‘Green Revolution’ headed by Norman Borlaugh is one of the greatest agricultural revolutions in the world. In India, it was headed by MS Swaminathan.
Green Revolution in India
In India, this was under the leadership of Prime Minister Indira Gandhi. The nation witnessed a turn in its agricultural growth. This happened from 1966 leading to a surge in food grain production. This was due to the adoption of modern methods like use of high yielding varieties, tractors, irrigation facilities, pesticides or fertilizers.
Benefits in Asia
The Green Revolution did a lot to save Asia’s exploding population. Famines were ravaging the continent and the only way to produce food was by increasing crop yield. This meant sacrificing huge acres of forests and wetlands. The Green Revolution prevented this. Asia witnessed double the crop yield after green revolution and only 4% land usage was increased.

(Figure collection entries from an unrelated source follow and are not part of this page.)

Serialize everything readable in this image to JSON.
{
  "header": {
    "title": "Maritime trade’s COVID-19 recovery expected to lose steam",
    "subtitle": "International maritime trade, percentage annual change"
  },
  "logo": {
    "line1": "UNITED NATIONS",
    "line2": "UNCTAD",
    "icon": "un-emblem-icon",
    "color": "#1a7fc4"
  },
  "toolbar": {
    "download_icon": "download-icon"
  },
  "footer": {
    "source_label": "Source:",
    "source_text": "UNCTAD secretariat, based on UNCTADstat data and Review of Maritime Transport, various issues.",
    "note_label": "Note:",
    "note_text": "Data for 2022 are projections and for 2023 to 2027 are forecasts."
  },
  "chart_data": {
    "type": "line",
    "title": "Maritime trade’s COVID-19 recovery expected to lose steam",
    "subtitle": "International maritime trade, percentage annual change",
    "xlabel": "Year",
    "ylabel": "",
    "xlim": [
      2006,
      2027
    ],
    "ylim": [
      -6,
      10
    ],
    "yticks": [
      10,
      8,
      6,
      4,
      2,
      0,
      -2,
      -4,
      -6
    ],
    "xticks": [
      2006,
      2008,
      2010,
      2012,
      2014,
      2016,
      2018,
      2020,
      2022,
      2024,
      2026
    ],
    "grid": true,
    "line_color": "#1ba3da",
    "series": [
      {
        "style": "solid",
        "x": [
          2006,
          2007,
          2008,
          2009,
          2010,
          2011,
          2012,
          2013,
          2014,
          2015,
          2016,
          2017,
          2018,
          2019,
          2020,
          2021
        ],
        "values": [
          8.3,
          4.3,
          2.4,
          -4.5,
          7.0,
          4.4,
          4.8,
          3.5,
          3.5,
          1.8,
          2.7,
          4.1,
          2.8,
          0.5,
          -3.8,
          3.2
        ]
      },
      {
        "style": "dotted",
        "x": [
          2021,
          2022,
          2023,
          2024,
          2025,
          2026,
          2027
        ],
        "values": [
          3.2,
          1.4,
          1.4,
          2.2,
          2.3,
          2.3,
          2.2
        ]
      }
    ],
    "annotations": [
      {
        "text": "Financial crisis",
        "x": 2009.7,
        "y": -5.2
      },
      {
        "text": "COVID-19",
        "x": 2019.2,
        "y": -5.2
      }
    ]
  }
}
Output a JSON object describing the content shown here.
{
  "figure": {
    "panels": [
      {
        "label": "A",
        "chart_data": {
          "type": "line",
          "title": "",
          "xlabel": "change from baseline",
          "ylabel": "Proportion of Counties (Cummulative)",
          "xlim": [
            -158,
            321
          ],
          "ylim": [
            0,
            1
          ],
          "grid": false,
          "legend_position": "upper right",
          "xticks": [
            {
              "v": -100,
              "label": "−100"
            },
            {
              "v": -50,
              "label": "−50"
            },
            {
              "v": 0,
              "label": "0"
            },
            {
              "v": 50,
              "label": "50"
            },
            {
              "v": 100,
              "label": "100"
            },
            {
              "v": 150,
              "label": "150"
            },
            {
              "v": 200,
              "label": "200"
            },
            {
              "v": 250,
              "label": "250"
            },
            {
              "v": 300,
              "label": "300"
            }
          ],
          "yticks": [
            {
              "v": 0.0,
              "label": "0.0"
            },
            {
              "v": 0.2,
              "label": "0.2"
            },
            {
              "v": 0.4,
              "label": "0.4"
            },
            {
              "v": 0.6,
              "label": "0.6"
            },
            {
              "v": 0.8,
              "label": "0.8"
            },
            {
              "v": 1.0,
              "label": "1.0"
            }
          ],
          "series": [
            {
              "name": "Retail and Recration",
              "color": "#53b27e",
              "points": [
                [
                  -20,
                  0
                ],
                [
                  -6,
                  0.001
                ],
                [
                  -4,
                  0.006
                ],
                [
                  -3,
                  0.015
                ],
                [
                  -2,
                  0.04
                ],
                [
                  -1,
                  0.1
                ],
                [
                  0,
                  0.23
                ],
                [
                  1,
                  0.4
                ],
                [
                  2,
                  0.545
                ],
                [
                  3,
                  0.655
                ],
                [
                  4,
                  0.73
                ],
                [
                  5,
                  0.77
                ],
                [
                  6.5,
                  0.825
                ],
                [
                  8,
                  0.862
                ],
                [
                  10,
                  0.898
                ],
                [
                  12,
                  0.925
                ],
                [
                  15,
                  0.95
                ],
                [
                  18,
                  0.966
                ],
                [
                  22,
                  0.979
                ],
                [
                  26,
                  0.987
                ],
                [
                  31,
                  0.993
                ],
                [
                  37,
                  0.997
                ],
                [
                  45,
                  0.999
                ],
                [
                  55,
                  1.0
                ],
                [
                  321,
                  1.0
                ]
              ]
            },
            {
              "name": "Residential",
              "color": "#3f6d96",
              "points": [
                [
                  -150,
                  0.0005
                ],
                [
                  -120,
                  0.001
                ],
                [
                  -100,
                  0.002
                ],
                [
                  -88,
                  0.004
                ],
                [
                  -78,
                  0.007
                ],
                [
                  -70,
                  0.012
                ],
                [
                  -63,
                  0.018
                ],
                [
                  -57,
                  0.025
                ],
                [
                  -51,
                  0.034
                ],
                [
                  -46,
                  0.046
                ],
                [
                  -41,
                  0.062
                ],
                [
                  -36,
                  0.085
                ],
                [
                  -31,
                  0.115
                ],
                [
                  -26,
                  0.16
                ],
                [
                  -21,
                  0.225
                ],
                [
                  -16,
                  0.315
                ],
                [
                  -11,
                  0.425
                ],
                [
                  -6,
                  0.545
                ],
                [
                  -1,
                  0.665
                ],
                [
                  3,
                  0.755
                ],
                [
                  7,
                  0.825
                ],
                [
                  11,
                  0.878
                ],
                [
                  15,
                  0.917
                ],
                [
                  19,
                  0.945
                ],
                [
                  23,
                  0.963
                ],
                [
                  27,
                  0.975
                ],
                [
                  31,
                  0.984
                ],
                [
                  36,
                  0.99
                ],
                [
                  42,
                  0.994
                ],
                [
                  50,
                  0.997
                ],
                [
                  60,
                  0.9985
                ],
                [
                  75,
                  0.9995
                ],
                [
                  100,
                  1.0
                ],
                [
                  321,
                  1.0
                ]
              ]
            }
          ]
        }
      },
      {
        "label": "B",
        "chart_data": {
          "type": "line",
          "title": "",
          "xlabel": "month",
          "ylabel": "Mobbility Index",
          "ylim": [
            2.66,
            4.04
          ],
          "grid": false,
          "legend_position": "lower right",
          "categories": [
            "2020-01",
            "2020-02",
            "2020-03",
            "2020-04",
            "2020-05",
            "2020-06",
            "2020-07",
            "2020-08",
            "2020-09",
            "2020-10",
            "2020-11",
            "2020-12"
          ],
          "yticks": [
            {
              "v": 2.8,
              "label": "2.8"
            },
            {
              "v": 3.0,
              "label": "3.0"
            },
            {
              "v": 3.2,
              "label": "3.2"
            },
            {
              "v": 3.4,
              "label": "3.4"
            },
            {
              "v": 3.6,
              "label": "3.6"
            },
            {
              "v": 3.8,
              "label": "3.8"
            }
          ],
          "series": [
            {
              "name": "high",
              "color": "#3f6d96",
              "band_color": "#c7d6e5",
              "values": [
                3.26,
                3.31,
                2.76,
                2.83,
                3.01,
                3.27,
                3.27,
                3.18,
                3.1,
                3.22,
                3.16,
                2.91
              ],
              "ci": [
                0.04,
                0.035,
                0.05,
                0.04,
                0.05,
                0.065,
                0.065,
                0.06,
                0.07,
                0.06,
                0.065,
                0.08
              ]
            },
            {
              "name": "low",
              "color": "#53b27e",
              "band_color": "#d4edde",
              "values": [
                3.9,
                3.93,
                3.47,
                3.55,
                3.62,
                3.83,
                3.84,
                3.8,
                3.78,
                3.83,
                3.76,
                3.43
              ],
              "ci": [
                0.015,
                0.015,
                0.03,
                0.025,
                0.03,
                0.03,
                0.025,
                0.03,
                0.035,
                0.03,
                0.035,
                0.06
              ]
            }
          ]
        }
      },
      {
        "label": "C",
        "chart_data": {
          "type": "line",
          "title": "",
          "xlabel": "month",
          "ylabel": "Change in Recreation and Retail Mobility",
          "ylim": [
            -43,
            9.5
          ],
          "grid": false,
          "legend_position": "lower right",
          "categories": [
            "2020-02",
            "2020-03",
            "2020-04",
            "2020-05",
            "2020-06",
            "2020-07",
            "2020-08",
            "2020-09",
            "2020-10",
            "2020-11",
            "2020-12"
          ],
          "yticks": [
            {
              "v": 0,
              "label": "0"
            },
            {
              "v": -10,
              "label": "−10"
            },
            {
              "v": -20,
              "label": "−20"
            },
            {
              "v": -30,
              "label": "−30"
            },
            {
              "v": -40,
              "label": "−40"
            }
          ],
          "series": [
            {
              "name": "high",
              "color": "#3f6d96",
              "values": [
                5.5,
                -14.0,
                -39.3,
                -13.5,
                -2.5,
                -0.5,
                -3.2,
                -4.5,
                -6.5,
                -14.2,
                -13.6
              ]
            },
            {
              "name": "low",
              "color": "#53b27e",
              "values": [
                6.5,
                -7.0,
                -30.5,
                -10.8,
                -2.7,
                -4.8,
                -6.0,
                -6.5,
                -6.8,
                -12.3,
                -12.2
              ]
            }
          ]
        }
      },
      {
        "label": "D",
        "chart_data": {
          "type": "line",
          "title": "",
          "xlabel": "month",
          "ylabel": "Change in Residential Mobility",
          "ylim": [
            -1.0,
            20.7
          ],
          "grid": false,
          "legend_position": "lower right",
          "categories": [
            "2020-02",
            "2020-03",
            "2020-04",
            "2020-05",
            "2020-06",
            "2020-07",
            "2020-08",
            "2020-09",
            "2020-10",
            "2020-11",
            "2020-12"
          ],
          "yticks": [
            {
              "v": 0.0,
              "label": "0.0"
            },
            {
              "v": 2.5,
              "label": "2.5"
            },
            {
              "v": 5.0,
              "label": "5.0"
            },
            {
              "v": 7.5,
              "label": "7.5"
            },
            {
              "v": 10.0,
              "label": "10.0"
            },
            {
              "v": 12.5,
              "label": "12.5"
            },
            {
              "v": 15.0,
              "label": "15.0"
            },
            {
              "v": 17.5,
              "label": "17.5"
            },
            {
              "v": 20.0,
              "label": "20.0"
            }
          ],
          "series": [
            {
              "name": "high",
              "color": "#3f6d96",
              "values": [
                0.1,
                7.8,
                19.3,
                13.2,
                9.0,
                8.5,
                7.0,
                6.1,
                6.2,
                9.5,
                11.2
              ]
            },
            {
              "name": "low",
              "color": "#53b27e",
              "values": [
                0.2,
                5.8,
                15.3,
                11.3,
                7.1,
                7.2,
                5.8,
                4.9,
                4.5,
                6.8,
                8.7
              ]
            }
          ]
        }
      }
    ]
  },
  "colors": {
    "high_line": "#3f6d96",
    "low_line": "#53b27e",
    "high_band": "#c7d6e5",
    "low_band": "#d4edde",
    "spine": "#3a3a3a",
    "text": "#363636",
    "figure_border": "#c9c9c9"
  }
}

This was however done with the use of massive amounts of pesticides and fertilizers. This has led to emergence of pests that are resistant.
These chemicals ended up polluting the waterways and killing beneficial microorganisms and pests.
The use of new hybrid high yielding varieties led to the loss of indigenous varieties.
Water usage increased exponentially. Rain and monsoon water was no longer able to replace it. This is sending the groundwater levels into retreat.
The good effects of the green revolution are undeniable. India’s economic growth could not happen without it. However, this might be a crucial time to take a step back and reevaluate our stance on agricultural methodology.